On the road

How new cars keep us safe

Did you know Tasmania has the oldest vehicle fleet in the country? It currently sits at 13 years, which is particularly concerning given the average age of passenger vehicles involved in fatal and serious injury crashes is about 12 years.

Vehicle manufacturers here and overseas are introducing a range of advanced safety technologies, with many helping to reduce road trauma. This is why we always encourage people to buy the highest ANCAP-rated car that they can afford. 

Let’s take a look at some of the features on offer that are keeping us safe and on the ball:

1. Autonomous emergency braking systems use electronic stability control and sensors to detect the distance and speed and distance of objects in your path and automatically brake to prevent a crash.

2. Technology that uses Bluetooth and various apps to stop mobile phones from using internet, sending texts or making non-hands-free calls while you’re driving.

3. Intelligent speed adaptation uses GPS to alert you if you’re over the speed limit and can limit your speed automatically.

4. Intersection collision warning uses radar systems to detect if a vehicle is approaching from your side at an intersection and alert you of a possible collision.

5. Cameras and sensors can monitor head and eye movement to detect fatigue and distraction, including mobile phone use. 

Cars on highway

Silver car on dirt road

6. Adaptive cruise control uses radar to control your speed to keep you a safe distance from the vehicle in front.

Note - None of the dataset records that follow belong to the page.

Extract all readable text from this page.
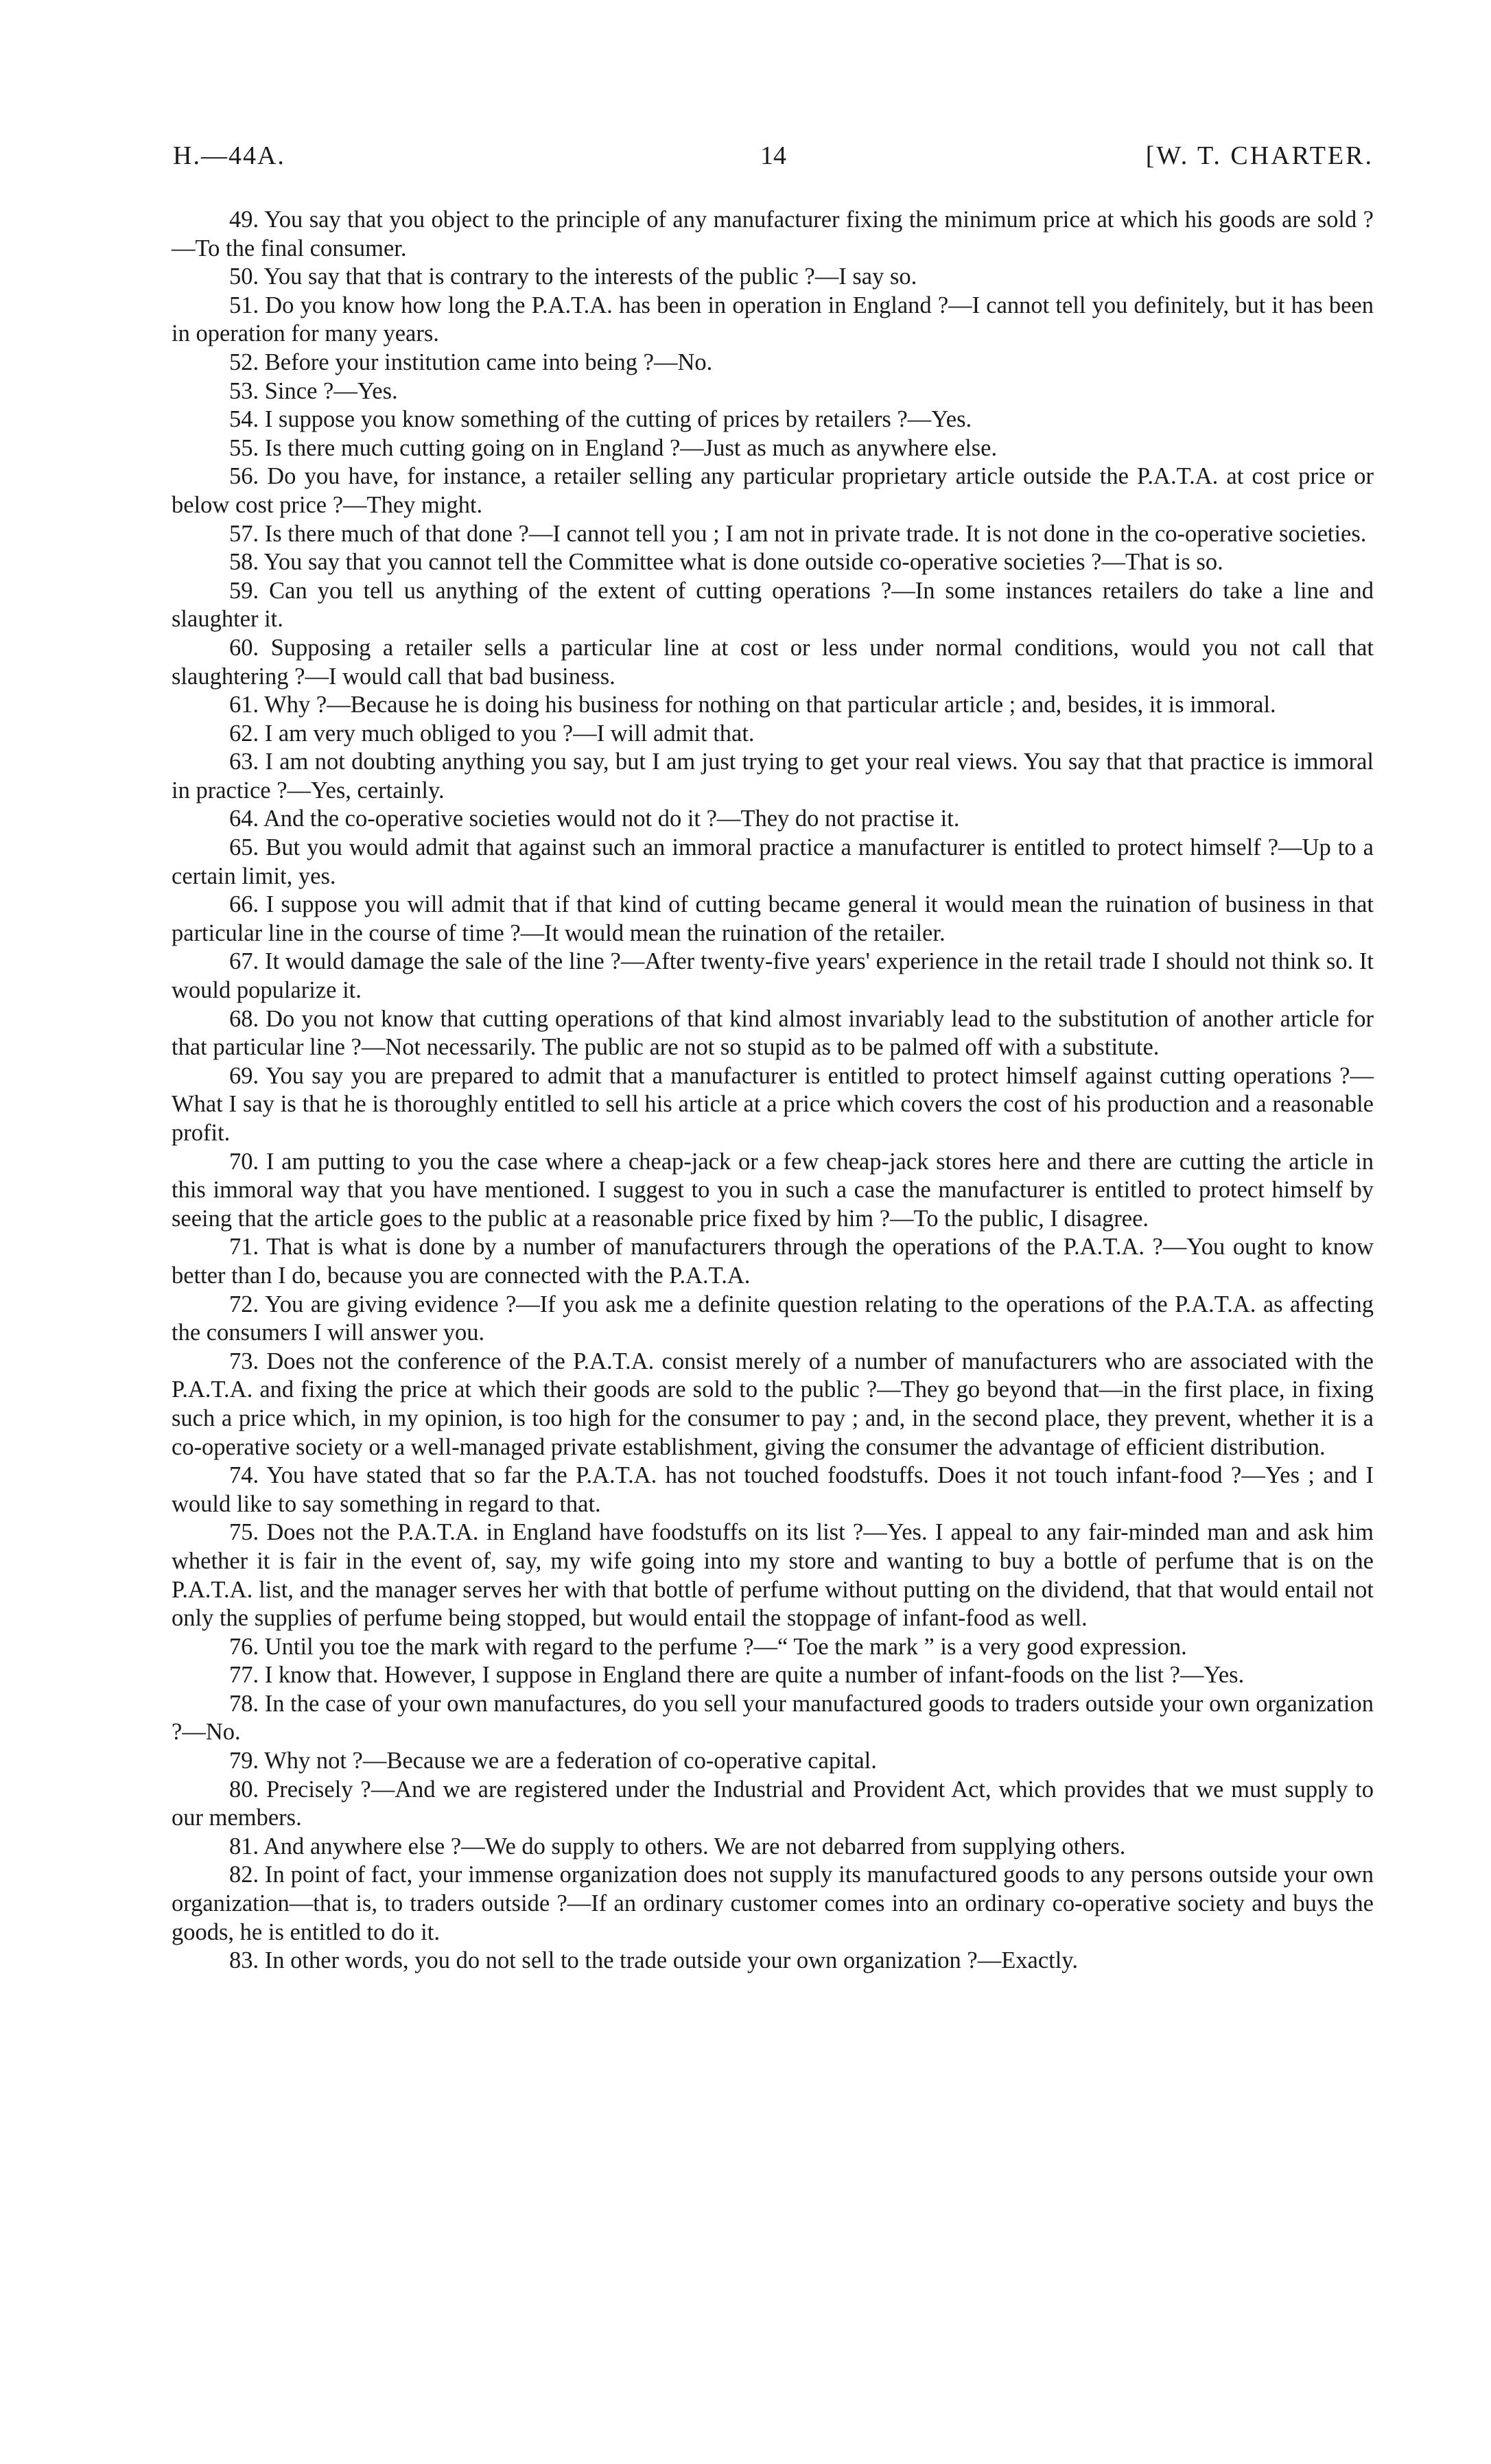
H.—44A.	14	[W. T. CHARTER.

49. You say that you object to the principle of any manufacturer fixing the minimum price at which his goods are sold ?—To the final consumer.

50. You say that that is contrary to the interests of the public ?—I say so.

51. Do you know how long the P.A.T.A. has been in operation in England ?—I cannot tell you definitely, but it has been in operation for many years.

52. Before your institution came into being ?—No.

53. Since ?—Yes.

54. I suppose you know something of the cutting of prices by retailers ?—Yes.

55. Is there much cutting going on in England ?—Just as much as anywhere else.

56. Do you have, for instance, a retailer selling any particular proprietary article outside the P.A.T.A. at cost price or below cost price ?—They might.

57. Is there much of that done ?—I cannot tell you ; I am not in private trade. It is not done in the co-operative societies.

58. You say that you cannot tell the Committee what is done outside co-operative societies ?—That is so.

59. Can you tell us anything of the extent of cutting operations ?—In some instances retailers do take a line and slaughter it.

60. Supposing a retailer sells a particular line at cost or less under normal conditions, would you not call that slaughtering ?—I would call that bad business.

61. Why ?—Because he is doing his business for nothing on that particular article ; and, besides, it is immoral.

62. I am very much obliged to you ?—I will admit that.

63. I am not doubting anything you say, but I am just trying to get your real views. You say that that practice is immoral in practice ?—Yes, certainly.

64. And the co-operative societies would not do it ?—They do not practise it.

65. But you would admit that against such an immoral practice a manufacturer is entitled to protect himself ?—Up to a certain limit, yes.

66. I suppose you will admit that if that kind of cutting became general it would mean the ruination of business in that particular line in the course of time ?—It would mean the ruination of the retailer.

67. It would damage the sale of the line ?—After twenty-five years' experience in the retail trade I should not think so. It would popularize it.

68. Do you not know that cutting operations of that kind almost invariably lead to the substitution of another article for that particular line ?—Not necessarily. The public are not so stupid as to be palmed off with a substitute.

69. You say you are prepared to admit that a manufacturer is entitled to protect himself against cutting operations ?—What I say is that he is thoroughly entitled to sell his article at a price which covers the cost of his production and a reasonable profit.

70. I am putting to you the case where a cheap-jack or a few cheap-jack stores here and there are cutting the article in this immoral way that you have mentioned. I suggest to you in such a case the manufacturer is entitled to protect himself by seeing that the article goes to the public at a reasonable price fixed by him ?—To the public, I disagree.

71. That is what is done by a number of manufacturers through the operations of the P.A.T.A. ?—You ought to know better than I do, because you are connected with the P.A.T.A.

72. You are giving evidence ?—If you ask me a definite question relating to the operations of the P.A.T.A. as affecting the consumers I will answer you.

73. Does not the conference of the P.A.T.A. consist merely of a number of manufacturers who are associated with the P.A.T.A. and fixing the price at which their goods are sold to the public ?—They go beyond that—in the first place, in fixing such a price which, in my opinion, is too high for the consumer to pay ; and, in the second place, they prevent, whether it is a co-operative society or a well-managed private establishment, giving the consumer the advantage of efficient distribution.

74. You have stated that so far the P.A.T.A. has not touched foodstuffs. Does it not touch infant-food ?—Yes ; and I would like to say something in regard to that.

75. Does not the P.A.T.A. in England have foodstuffs on its list ?—Yes. I appeal to any fair-minded man and ask him whether it is fair in the event of, say, my wife going into my store and wanting to buy a bottle of perfume that is on the P.A.T.A. list, and the manager serves her with that bottle of perfume without putting on the dividend, that that would entail not only the supplies of perfume being stopped, but would entail the stoppage of infant-food as well.

76. Until you toe the mark with regard to the perfume ?—“ Toe the mark ” is a very good expression.

77. I know that. However, I suppose in England there are quite a number of infant-foods on the list ?—Yes.

78. In the case of your own manufactures, do you sell your manufactured goods to traders outside your own organization ?—No.

79. Why not ?—Because we are a federation of co-operative capital.

80. Precisely ?—And we are registered under the Industrial and Provident Act, which provides that we must supply to our members.

81. And anywhere else ?—We do supply to others. We are not debarred from supplying others.

82. In point of fact, your immense organization does not supply its manufactured goods to any persons outside your own organization—that is, to traders outside ?—If an ordinary customer comes into an ordinary co-operative society and buys the goods, he is entitled to do it.

83. In other words, you do not sell to the trade outside your own organization ?—Exactly.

7. Lane departure warnings use sensors to read the road and can take over the steering to keep you in your lane. 

8. Safe-exit warnings detect an oncoming hazard, such as a cyclist or another vehicle, and automatically prevents you opening the door until the hazard passes.

9. Reverse cameras capture what’s behind your vehicle to help you park, cameras to check your blind spots and overhead cameras to give you a 360-degree view of what’s around you.

10. Automatic emergency call systems detect when the vehicle has been involved in a severe collision and alert emergency services with a location.

11. Electronic stability control systems are also common in new cars. They help to keep your car on the road when you lose control by applying brakes to different wheels.

12. Standard alcohol/drug ignition interlock systems that require the driver to 'pass' a breath test in order for the vehicle to be driven.